I promptly ordered a charger from ebay. Once it arrived and I plugged it in I found that the green status led in the handle blinked a bit. And then promptly started blinking very rapidly which suggested to me it wasn’t happy. This was reinforced by the fact that once I unplugged it the blinking continued.

After doing some googleing and watching a couple of youtube videos I convinced myself it was worth taking apart to try and fix. It seemed like a common problem was a corroded battery due to water ingress which people readily solved by replacing the battery.

I made my second investment of this project and got a set of long shafted precision torx screwdrivers from screwfix and took the thing apart.

Disassembly was relatively easy.

Remove the top wiper part by pressing the buttons on the side and then remove the water collection bottle.
Remove all the screws using a T8 screwdriver. Some are fairly recessed.
Remove the bottom by disengaging the three retaining clips with a screw driver. There is one on the back and one on each side.
Once removed you can clearly see the clips
This reveals the suction tube, the two sides of the outer case and the bit were interested in the sealed motor housing and battery.
Motor housing in detail. Clips to open are shown on the sides
The pcb with soldered on battery and motor
The 18650 battery in close up. Not damaged or corroded as expected.
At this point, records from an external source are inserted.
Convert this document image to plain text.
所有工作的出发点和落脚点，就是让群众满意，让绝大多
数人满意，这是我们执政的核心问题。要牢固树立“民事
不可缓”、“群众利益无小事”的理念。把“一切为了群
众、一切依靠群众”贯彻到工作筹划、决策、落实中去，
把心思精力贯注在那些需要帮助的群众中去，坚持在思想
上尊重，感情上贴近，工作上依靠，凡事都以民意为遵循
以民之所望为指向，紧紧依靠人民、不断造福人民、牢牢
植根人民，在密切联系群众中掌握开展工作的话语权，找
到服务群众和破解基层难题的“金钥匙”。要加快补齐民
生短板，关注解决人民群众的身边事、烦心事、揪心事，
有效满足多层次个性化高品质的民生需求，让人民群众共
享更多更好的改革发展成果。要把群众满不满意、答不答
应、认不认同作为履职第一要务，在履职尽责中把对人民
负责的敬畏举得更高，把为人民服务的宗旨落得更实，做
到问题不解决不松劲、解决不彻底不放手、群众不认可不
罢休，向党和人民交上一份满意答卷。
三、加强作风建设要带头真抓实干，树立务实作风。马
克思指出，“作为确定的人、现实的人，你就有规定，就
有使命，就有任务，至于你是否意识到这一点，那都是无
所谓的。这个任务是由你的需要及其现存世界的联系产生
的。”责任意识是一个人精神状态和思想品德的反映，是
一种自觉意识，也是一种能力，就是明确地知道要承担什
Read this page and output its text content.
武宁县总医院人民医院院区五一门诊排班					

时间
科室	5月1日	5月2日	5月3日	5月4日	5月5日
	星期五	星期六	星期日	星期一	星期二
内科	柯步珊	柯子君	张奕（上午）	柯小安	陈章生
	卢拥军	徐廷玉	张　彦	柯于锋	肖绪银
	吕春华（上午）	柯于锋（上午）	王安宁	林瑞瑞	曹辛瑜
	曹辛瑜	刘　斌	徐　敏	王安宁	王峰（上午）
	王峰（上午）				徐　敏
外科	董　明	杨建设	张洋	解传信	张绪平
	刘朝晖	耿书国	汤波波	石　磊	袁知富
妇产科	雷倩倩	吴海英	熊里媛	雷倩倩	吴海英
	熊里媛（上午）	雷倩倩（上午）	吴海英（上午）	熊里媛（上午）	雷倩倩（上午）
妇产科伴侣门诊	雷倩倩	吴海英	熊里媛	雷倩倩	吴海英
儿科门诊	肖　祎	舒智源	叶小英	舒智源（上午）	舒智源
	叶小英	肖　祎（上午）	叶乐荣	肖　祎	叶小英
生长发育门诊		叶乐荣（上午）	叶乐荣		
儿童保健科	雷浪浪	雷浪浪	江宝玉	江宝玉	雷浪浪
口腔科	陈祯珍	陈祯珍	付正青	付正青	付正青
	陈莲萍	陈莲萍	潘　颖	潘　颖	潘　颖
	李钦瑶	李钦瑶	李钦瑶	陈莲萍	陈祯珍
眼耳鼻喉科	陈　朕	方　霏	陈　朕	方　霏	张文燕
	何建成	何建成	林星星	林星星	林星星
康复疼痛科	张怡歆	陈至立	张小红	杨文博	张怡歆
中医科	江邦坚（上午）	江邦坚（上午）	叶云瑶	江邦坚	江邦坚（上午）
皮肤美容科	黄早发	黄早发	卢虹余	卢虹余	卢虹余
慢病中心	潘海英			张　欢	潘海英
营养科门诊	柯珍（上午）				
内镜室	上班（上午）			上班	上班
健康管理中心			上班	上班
So what was the issue? It seems the issue is probably that the battery had over discharged and the charging circuitry was now refusing to charge it from such a low starting point. I stuck a volt meter on it and saw it was down to around 2.90V. It should be 4.2V fully charged and probably at least 3.6V.

At this point I could have resorted to the same solution that other people did with corroded cells: just swap them out but then I’d have to spend more money on ordering a new one and make sure it had tabs in the right place etc. I decided I’d get creative.

I hoped that just upping the voltage a little bit would convince the cell to start charging. I naively tried to do this my heating the cell with a hairdryer. This did indeed seem to trick the cell into charging with the charger. I could now see a charging voltage being put across the cell and the green light was merrily blinking away.

Heating with a hairdryer and now seeing it charge!

Sadly as it cooled down my fast blinking LED returned and it was no longer charging. I actually spent a while trying to keep it at a sweet spot temperature: warm enough to charge but cool enough I wasn’t too worried about starting a Lithium battery fire. Interestingly this didn’t work and actually after trying to keep this up for a while my cell was now down to 2.86V.

I’d just about given up and was thinking about ordering a new cell to solder on when I remembered we had an 18650 battery charger we’d used in the past for torches. I hoped this was suitably “dumb” to not care about the low voltage and that it would fit without desoldering anything.

Happily it did! Given a few hours to get it back up to voltage and then some reassembly and I have a working window vacuum with no soldering required!